Le sommaire de ce numéro de cette publication fédéraliste est particulièrement riche avec, entre autres, un Dossier consacré à l'approche constitutionnelle de Spinelli qui comprend, outre le texte d'un discours prononcé par Spinelli lui-même au Parlement européen trois mois avant sa mort, des contributions de John Pinder, Paolo Ponzano (qui resitue le projet de traité de 1984) et Chris Layton (sur Spinelli par rapport au fédéralisme mondial). Parmi les autres contributions, relevons celles de Tommaso Padoa-Schioppa sur "Economie et Politique" et de Bruno Boissière qui répond affirmativement à la question de savoir si le fédéralisme de Denis de Rougemont reste d'actualité.

(MT)

*** The Federalist. A Political Review. Edif (5 via A. Volta, I-27100 Pavia. Internet: http://www.thefederalist.eu ). 2007, n° 2, 76 p.. Abonnement annuel: 35 € (Europe), 50 € (étranger).

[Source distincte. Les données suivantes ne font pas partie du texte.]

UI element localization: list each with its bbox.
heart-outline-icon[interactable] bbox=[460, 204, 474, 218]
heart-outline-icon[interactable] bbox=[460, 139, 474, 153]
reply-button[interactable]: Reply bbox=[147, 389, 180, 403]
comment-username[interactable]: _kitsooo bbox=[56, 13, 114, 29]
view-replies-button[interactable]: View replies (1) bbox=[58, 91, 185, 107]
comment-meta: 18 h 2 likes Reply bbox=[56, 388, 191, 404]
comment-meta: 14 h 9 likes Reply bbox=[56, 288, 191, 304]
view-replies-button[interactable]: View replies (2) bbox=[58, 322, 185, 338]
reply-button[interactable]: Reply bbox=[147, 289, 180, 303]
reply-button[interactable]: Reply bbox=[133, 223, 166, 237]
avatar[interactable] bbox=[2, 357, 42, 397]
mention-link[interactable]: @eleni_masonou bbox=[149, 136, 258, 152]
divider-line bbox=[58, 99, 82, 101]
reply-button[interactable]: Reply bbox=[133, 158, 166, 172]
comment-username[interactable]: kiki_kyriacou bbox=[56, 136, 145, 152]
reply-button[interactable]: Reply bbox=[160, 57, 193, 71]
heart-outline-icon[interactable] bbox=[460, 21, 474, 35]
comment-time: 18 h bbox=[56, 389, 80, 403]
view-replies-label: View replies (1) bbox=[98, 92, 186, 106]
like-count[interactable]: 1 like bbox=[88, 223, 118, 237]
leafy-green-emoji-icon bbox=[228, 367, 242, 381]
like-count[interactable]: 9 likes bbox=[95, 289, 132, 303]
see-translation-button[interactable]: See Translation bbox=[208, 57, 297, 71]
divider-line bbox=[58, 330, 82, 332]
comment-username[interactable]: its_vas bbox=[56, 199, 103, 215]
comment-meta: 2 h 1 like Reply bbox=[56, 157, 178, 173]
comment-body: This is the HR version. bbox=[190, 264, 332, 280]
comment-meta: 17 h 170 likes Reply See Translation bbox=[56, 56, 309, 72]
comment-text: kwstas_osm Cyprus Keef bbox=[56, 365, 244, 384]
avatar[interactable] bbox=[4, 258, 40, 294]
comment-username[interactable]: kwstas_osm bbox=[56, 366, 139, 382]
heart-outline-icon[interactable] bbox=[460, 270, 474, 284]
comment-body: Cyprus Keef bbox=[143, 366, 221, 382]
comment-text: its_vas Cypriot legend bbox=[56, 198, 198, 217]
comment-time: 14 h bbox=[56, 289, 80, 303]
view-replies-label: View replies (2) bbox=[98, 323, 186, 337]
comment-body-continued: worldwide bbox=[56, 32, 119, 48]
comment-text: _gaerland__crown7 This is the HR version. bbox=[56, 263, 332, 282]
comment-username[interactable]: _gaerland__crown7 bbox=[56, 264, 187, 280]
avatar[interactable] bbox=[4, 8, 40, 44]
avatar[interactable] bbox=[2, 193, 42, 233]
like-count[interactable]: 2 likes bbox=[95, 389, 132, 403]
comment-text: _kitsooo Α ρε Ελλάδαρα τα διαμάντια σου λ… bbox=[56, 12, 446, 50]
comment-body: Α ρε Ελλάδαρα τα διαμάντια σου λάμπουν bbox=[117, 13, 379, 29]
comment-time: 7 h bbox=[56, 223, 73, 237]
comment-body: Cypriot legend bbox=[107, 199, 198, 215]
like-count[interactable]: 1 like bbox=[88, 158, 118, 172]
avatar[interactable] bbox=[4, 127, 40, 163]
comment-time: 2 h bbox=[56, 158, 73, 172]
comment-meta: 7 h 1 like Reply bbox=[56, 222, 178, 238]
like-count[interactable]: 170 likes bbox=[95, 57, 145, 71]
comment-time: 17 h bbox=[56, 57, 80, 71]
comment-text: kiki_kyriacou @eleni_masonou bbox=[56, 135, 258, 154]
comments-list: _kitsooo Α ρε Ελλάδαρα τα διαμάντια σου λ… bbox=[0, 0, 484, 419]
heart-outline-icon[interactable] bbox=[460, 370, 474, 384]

Publiée sous les auspices de la Fondation européenne Luciano Bolis et de la Fondation Mario e Valeria Albertini, cette publication proche du Movimento Federalista Europeo cher à Altiero Spinelli ne baigne pas vraiment dans l'optimisme, elle qui relève dans son éditorial: "Il est indéniable que l'euro a été un triomphe majeur pour les Européens, mais en soi, il n'est pas suffisant pour prévenir la menace de désintégration qui pèse si lourdement sur l'Union européenne d'aujourd'hui, toujours plus divisée et impuissante". Loin de se résigner, ses éditeurs rappellent, afin de ranimer la flamme, l'héritage laissé par le militant européen - et fondateur de cette revue - Mario Albertini dont on trouvera notamment un texte illustrant les racines historiques et culturelles du fédéralisme européen.